Laboratoriali, ad esempio, “per comprendere i fenomeni fisici alla base di ciò che si studia e non solo. Teniamo moltissimo ai nostri laboratori e infatti negli ultimi anni abbiamo avviato un programma di ristrutturazione e ammodernamento. Quello di Strade è concluso, Ingegneria Sanitaria in via di ultimazione. Stiamo avviando un grande intervento di ristrutturazione nel Laboratorio di Idraulica che, credo, sia addirittura il più grande d’Italia e si estende su diverse centinaia di metri quadrati”.
Altre attività, molto gettonate alla Triennale, “sono di tipo seminariale. Le abbiamo inserite al primo anno, sono tenute sia da docenti che da esperti esterni e rappresentano un primo assaggio delle tematiche più pertinenti. I nostri Corsi si caratterizzano, inoltre, per l’alto numero di uscite sul territorio a visitare le opere.
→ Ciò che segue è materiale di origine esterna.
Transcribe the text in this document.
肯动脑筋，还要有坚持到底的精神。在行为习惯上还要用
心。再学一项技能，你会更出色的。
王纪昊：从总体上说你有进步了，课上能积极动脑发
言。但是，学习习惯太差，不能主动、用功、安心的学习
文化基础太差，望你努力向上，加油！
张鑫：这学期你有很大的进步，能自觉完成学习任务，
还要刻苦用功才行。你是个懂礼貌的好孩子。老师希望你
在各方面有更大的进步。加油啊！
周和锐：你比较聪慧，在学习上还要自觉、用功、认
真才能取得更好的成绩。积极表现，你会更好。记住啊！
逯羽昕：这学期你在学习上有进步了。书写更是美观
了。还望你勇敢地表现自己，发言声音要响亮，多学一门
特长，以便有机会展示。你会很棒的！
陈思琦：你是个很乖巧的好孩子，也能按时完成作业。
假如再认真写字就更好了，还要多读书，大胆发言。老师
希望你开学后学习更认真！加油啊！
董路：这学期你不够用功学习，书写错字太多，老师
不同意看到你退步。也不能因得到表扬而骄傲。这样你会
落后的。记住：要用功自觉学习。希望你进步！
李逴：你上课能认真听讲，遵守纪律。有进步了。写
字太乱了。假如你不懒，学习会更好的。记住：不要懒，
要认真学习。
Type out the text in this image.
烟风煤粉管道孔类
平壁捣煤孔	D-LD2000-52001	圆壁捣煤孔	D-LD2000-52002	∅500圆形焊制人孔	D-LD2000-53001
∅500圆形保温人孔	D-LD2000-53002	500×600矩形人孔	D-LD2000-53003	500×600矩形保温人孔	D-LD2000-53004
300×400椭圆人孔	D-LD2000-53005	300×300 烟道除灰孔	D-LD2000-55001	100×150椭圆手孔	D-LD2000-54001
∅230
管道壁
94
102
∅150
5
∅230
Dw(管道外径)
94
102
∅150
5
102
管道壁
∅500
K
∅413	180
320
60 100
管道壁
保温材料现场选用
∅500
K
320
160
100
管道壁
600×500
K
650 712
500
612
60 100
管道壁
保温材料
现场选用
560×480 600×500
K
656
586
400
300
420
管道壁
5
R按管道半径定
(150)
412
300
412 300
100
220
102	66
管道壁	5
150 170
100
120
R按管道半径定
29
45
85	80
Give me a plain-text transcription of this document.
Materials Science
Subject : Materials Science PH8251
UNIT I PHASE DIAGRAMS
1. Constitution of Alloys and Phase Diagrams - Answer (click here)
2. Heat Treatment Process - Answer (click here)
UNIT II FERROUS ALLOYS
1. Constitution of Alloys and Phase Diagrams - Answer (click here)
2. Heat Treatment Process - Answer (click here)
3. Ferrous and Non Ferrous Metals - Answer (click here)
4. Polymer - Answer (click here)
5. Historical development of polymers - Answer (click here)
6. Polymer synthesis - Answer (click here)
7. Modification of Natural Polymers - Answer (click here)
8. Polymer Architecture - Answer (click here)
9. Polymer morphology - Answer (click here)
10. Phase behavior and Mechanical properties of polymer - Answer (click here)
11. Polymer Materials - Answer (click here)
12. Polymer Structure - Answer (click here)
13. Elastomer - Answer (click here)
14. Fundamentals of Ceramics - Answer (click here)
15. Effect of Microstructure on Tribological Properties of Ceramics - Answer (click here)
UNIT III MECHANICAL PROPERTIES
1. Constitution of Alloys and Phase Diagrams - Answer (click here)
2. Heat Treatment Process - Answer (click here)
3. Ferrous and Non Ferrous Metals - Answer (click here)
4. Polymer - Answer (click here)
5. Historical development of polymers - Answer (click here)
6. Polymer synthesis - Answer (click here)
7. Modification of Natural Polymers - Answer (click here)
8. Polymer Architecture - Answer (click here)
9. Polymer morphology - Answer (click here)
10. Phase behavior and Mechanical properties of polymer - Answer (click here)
Quest’anno alcune classi sono andate sulla diga dell’Alento, presso l’Acquedotto della Campania occidentale, il Termovalorizzatore di Acerra, la traversa di Ponte Annibale e i cantieri di autostrade e metropolitane, pure in città”.

La maggior parte dei laureati Triennali prosegue con la Magistrale.Dopo si collocano tutti. Per una questione di tempi cominciano nel privato, imprese e studi professionali, poi avanzano con le carriere nel pubblico. La richiesta è sbalorditiva, non solo grazie ai fondi del PNRR, nel settore delle costruzioni, così come della gestione dei sistemi acquedottistici o nei trasporti. Sono solo alcuni esempi”.
Il DICEA si articola tra Piazzale Tecchio e via Claudio: “A marzo abbiamo inaugurato una nuova aula studio molto confortevole e completato la ristrutturazione di uno spazio esterno nei pressi dell’edificio 8 che si riconnette ad un’altra area dove qualche anno fa avevamo già collocato dei gazebo. Stiamo anche risistemando la biblioteca all’edificio 5”. Perché iscriversi al DICEA? “Perché abbiamo alle spalle una grande tradizione e siamo in ottime posizioni nei ranking italiani e mondiali”. Il consiglio per una buona carriera universitaria: “Stare sul pezzo sin dal primo giorno”.